U.S. Olympic teammate Mark Johnson, now women’s hockey coach at Wisconsin, said everyone was stunned and shocked to hear the news.
“It’s a sad day for not only the community of Madison but the hockey community who knew Bob and all of the players who he touched and who he gave an opportunity to play hockey and climb up the ladder,” Johnson said in a statement released by the Badgers. “Whether it’s high school, onto college or onto the professional ranks, he touched a lot of kids and gave them an opportunity.”
Toronto Maple Leafs star Phil Kessel and sister Amanda expressed their condolences on Twitter.
“Today is a very sad day,” Phil Kessel wrote. “I lost a great coach friend and mentor. He made me into the player I am today and I will forever be grateful. My thoughts and prayers go out to the Suter family today. I will miss you forever Bob Suter.”

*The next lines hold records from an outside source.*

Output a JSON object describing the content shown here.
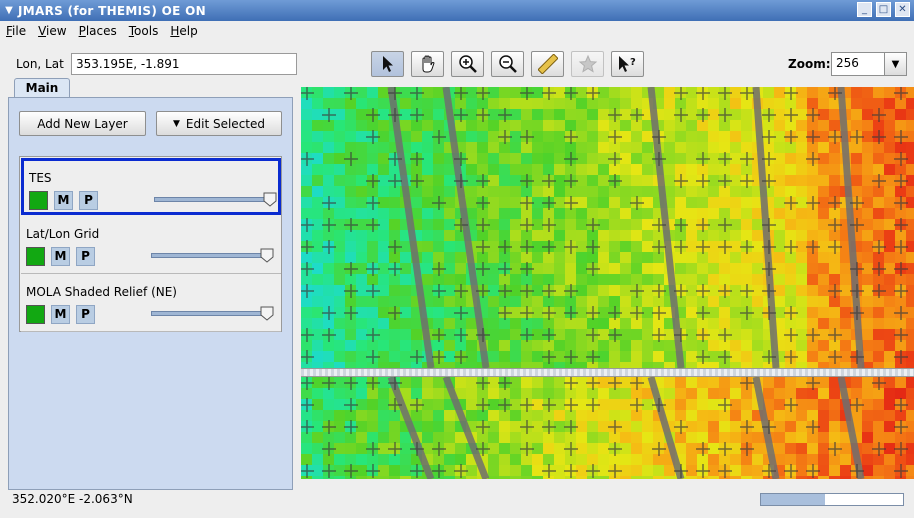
{
  "window": {
    "title": "JMARS (for THEMIS) OE ON",
    "menu_glyph": "▼",
    "minimize": "_",
    "maximize": "□",
    "close": "✕"
  },
  "menubar": {
    "items": [
      {
        "mnemonic": "F",
        "rest": "ile"
      },
      {
        "mnemonic": "V",
        "rest": "iew"
      },
      {
        "mnemonic": "P",
        "rest": "laces"
      },
      {
        "mnemonic": "T",
        "rest": "ools"
      },
      {
        "mnemonic": "H",
        "rest": "elp"
      }
    ]
  },
  "toolbar": {
    "lonlat_label": "Lon, Lat",
    "lonlat_value": "353.195E, -1.891",
    "tools": [
      "pointer-icon",
      "pan-hand-icon",
      "zoom-in-icon",
      "zoom-out-icon",
      "ruler-icon",
      "favorite-star-icon",
      "help-pointer-icon"
    ],
    "zoom_label": "Zoom:",
    "zoom_value": "256"
  },
  "panel": {
    "tab_label": "Main",
    "add_layer_label": "Add New Layer",
    "edit_selected_label": "Edit Selected",
    "layers": [
      {
        "name": "TES",
        "m": "M",
        "p": "P",
        "opacity": 1.0,
        "selected": true
      },
      {
        "name": "Lat/Lon Grid",
        "m": "M",
        "p": "P",
        "opacity": 1.0,
        "selected": false
      },
      {
        "name": "MOLA Shaded Relief (NE)",
        "m": "M",
        "p": "P",
        "opacity": 1.0,
        "selected": false
      }
    ]
  },
  "status": {
    "coords": "352.020°E   -2.063°N",
    "progress": 0.45
  },
  "colors": {
    "accent": "#0a2bd0",
    "layer_swatch": "#12a812",
    "title_bar": "#4a78bb"
  }
}
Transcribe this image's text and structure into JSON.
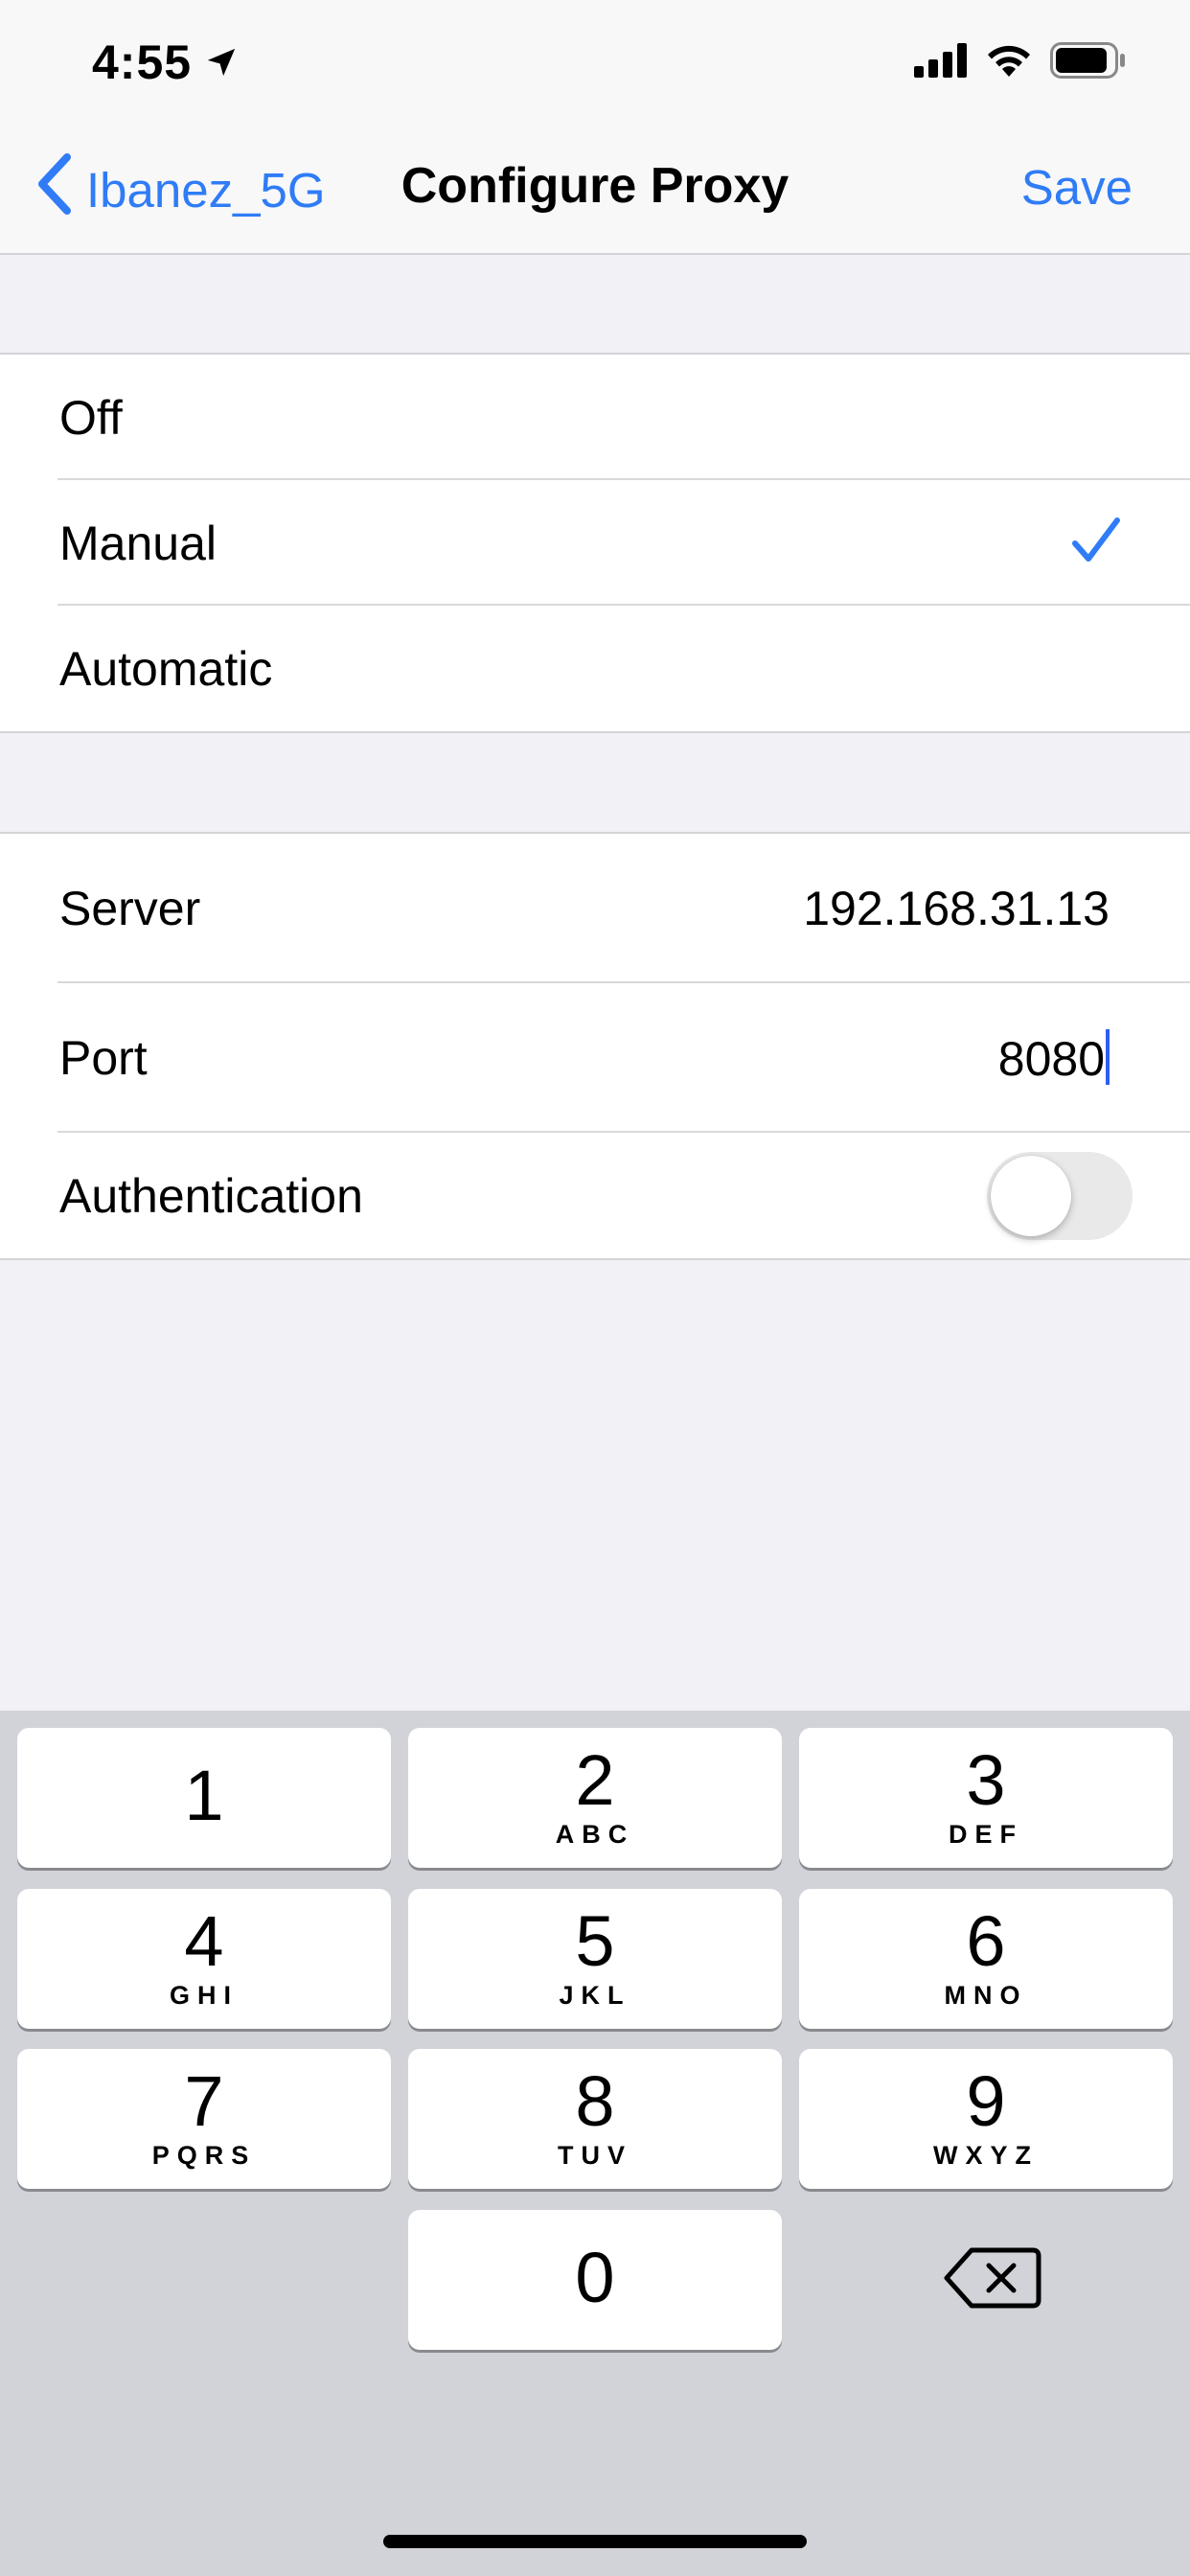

Amanda wrote that she was “deeply saddened with the news of Bob Suter’s death. He was such a great guy and friend since I was a little girl. He will be greatly missed.”
Suter starred at the University of Wisconsin from 1977 to 1979 and has been a fixture in that area beyond his playing career. He opened a sporting goods store in Madison after retiring.
“I was extremely saddened to hear of the passing of Bob Suter,” Wisconsin athletic director Barry Alvarez said in a statement. “The Suter name is synonymous with Badger hockey. Bob did tremendous work in the Madison and UW community to grow the sport of hockey. Our thoughts and prayers are with the Suter family.”
A seventh-round pick of the Los Angeles Kings in the 1977 NHL draft and a seventh-rounder of the Birmingham Bulls in the 1977 WHA draft, he went on to play 86 games in the Central Hockey League.
“Bob was the ultimate teammate,” Wisconsin men’s hockey coach and college teammate Mike Eaves said in a statement. “He could skate like the wind and was as hard of a competitor that I ever knew. He has passed much too young.”
Suter’s brother Gary played 1,145 NHL games with the Flames, Blackhawks and Sharks and was on Calgary’s 1989 Stanley Cup team.
The Minnesota Wild, who employed Bob Suter as a scout, also released a statement of condolences for his family.
“Not only was Bob a great hockey ambassador, he was a terrific person off the ice who will be greatly missed by all of us,” the team said.
Ryan Suter represented the U.S. at the Sochi Olympics 34 years after his father won a gold medal in Lake Placid.